In a sense, the constraints specify "common sense" about how we expect architecture to be constructed. (Debevec's algorithm would have as much trouble as a human in trying to make sense of an M.C. Escher drawing, which defies "common sense.") By applying the constraints of a particular domain (in Debevec's case, his domain is architecture), the search space of possible objects is reduced to a tractable number.
The goal of my project would be to develop a representation in which "common sense" constraints can be written about arbitrary domains, not just architecture. The representation (or "language") would describe the total search space of possible models in the given domain. Each possible variation would be described by a number with some default value and some measure of confidence of that default value, in the absence of further evidence. The algorithm would explore the different possible variations of each parameter, and determine which variations best match the given photo(s). As it determined correspondences between the model and the photo, it would update the parameter values and the confidence values.
I hope to demonstrate that such a language can be built up with appropriate C++ objects. Each object would list its variable parameters (and confidences), possible children objects, and functions for determining how the "appearance" of the object in a photograph should map into the parameters.
For example:
The Domain of Cups/Mugs:
Cups and mugs generally consist of a central section, which 95% of the time (roughly) is an object of revolution, and may have a handle (30% yes, 70% no). The handle (if it exists) generally has the topology of a half-torus, and generally exhibits centerline symmetry. The outline of the handle and the mug can be parameterized with an array of numbers (as a parametric curve, or a spline, or a displacement map, etc.)
Functions that derive silhouettes against a colored background can be used to determine the shape of the cup, and a function that detects a torus topology can be used to positively identify a handle.
Let's assume that the user has written these constraints somehow in our language. Then the user shows the program a photo of a specific cup, and asks the program to try to reconcile the photo with the constraints. First, it would make a guess at the size and shape of an "average" cup (assuming it is an object of revolution, since this is the most likely case). Then it will try to match the model with the photo. It will try perturbing different parameters, and see if the perturbation creates a better match or a worse match.

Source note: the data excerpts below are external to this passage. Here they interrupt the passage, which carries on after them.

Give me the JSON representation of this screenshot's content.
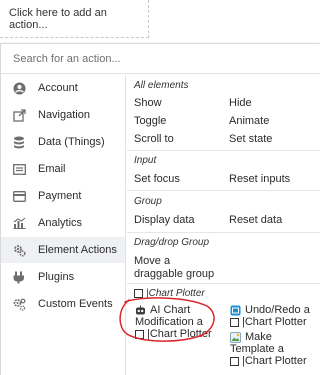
{
  "trigger": {
    "label": "Click here to add an action..."
  },
  "search": {
    "placeholder": "Search for an action..."
  },
  "sidebar": {
    "items": [
      {
        "label": "Account",
        "icon": "account-icon"
      },
      {
        "label": "Navigation",
        "icon": "navigation-icon"
      },
      {
        "label": "Data (Things)",
        "icon": "database-icon"
      },
      {
        "label": "Email",
        "icon": "email-icon"
      },
      {
        "label": "Payment",
        "icon": "payment-icon"
      },
      {
        "label": "Analytics",
        "icon": "analytics-icon"
      },
      {
        "label": "Element Actions",
        "icon": "element-actions-icon",
        "active": true
      },
      {
        "label": "Plugins",
        "icon": "plugins-icon"
      },
      {
        "label": "Custom Events",
        "icon": "custom-events-icon"
      }
    ]
  },
  "content": {
    "all_elements": {
      "heading": "All elements",
      "actions": [
        "Show",
        "Hide",
        "Toggle",
        "Animate",
        "Scroll to",
        "Set state"
      ]
    },
    "input": {
      "heading": "Input",
      "actions": [
        "Set focus",
        "Reset inputs"
      ]
    },
    "group": {
      "heading": "Group",
      "actions": [
        "Display data",
        "Reset data"
      ]
    },
    "dragdrop": {
      "heading": "Drag/drop Group",
      "actions": [
        "Move a",
        "draggable group"
      ]
    },
    "chart_plotter": {
      "heading": "|Chart Plotter",
      "items": [
        {
          "lines": [
            "AI Chart",
            "Modification a",
            "|Chart Plotter"
          ]
        },
        {
          "lines": [
            "Undo/Redo a",
            "|Chart Plotter"
          ]
        },
        {
          "lines": [
            "Make",
            "Template a",
            "|Chart Plotter"
          ]
        }
      ]
    }
  },
  "colors": {
    "annotation_circle": "#d9262b",
    "active_bg": "#eef0f3",
    "plugin_icon_blue": "#1a8fd6"
  }
}
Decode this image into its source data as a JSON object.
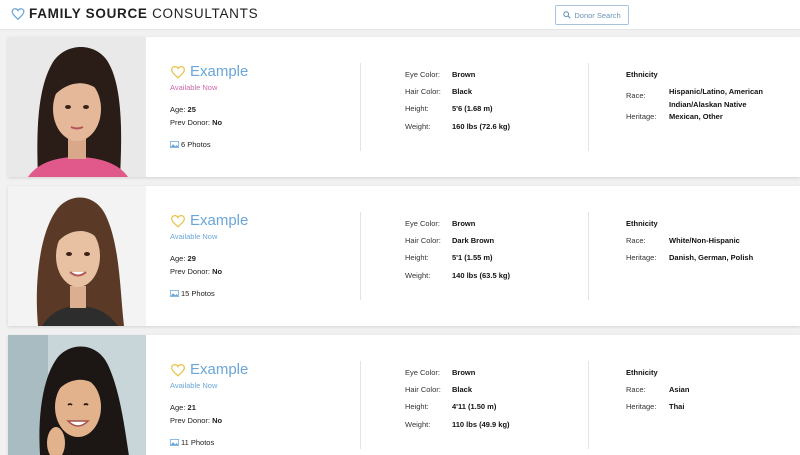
{
  "header": {
    "logo_bold": "FAMILY SOURCE",
    "logo_light": " CONSULTANTS",
    "search_label": "Donor Search"
  },
  "colors": {
    "accent_blue": "#6aa6d8",
    "heart_gold": "#e8c24a",
    "available_pink": "#d06aa8",
    "available_blue": "#6aa6d8"
  },
  "labels": {
    "eye": "Eye Color:",
    "hair": "Hair Color:",
    "height": "Height:",
    "weight": "Weight:",
    "ethnicity": "Ethnicity",
    "race": "Race:",
    "heritage": "Heritage:",
    "age": "Age:",
    "prev": "Prev Donor:"
  },
  "donors": [
    {
      "name": "Example",
      "availability": "Available Now",
      "availability_color": "pink",
      "age": "25",
      "prev_donor": "No",
      "photos": "6 Photos",
      "eye_color": "Brown",
      "hair_color": "Black",
      "height": "5'6 (1.68 m)",
      "weight": "160 lbs (72.6 kg)",
      "race": "Hispanic/Latino, American Indian/Alaskan Native",
      "heritage": "Mexican, Other"
    },
    {
      "name": "Example",
      "availability": "Available Now",
      "availability_color": "blue",
      "age": "29",
      "prev_donor": "No",
      "photos": "15 Photos",
      "eye_color": "Brown",
      "hair_color": "Dark Brown",
      "height": "5'1 (1.55 m)",
      "weight": "140 lbs (63.5 kg)",
      "race": "White/Non-Hispanic",
      "heritage": "Danish, German, Polish"
    },
    {
      "name": "Example",
      "availability": "Available Now",
      "availability_color": "blue",
      "age": "21",
      "prev_donor": "No",
      "photos": "11 Photos",
      "eye_color": "Brown",
      "hair_color": "Black",
      "height": "4'11 (1.50 m)",
      "weight": "110 lbs (49.9 kg)",
      "race": "Asian",
      "heritage": "Thai"
    }
  ]
}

For example, one parameter would be whether it has a handle. It would try matching a model with and without the handle, and pick the one that more closely matched the photo. If both models worked out equally well (for example, if the handle was hidden from that view), then it would pick the more probable model, but assign a low confidence value to that decision. In this case, it would decide, with low confidence, that the cup does not have a handle. ("No handle" has higher probability, because it is easier disproved.) If another photo shows the handle, then it would change the parameter to "cup has a handle" with higher probability.
The user's role in this system would be to write the initial C++ description of the "cup domain", and then give the algorithm pictures of the object. Some of the more common functions that map appearance to parameters (such as the "silhouette of an object of revolution" function) would be inherited, so that the new object would hopefully require minimal programming.
One example of a special function that would be helpful in the cup domain would be a function that maps the inner wall of the cup to "1/4 inch inside the outer wall". With this function, the modeler could guess at the inside shape of the cup, without ever actually seeing a silhouette of the inside.
Two steps that I have not mentioned, camera calibration and registration, will need to be implemented. However, I am assuming that I will use known techniques (such as Tsai and Debevec), and will introduce nothing new here.
Due to the limited time available for this project, I will probably only tackle one or two domains. Another possible "easy" domain would be a limited subset of Legos. Given several pictures of a simple lego model, and knowledge about all the possible lego bricks used, the program could try to identify the actual structure of the lego model.
Extensions, probably beyond the scope of this quarter, would be:
In an ideal system, the computer would display the model *as* it is being refined. The user could watch as the program places the lego bricks in the model one by one, and provide feedback about which legos are correct, and which are questionable. The user could click on parts of the cup to indicate "This part of the cup looks fine" and "that part of the cup needs some more work." This would modify the confidence values, and tell the program which parameters of the model to work on first.
Other interesting domains might include: faces, cars, books, flowers, forests, hands, or virtually anything that can be described procedurally.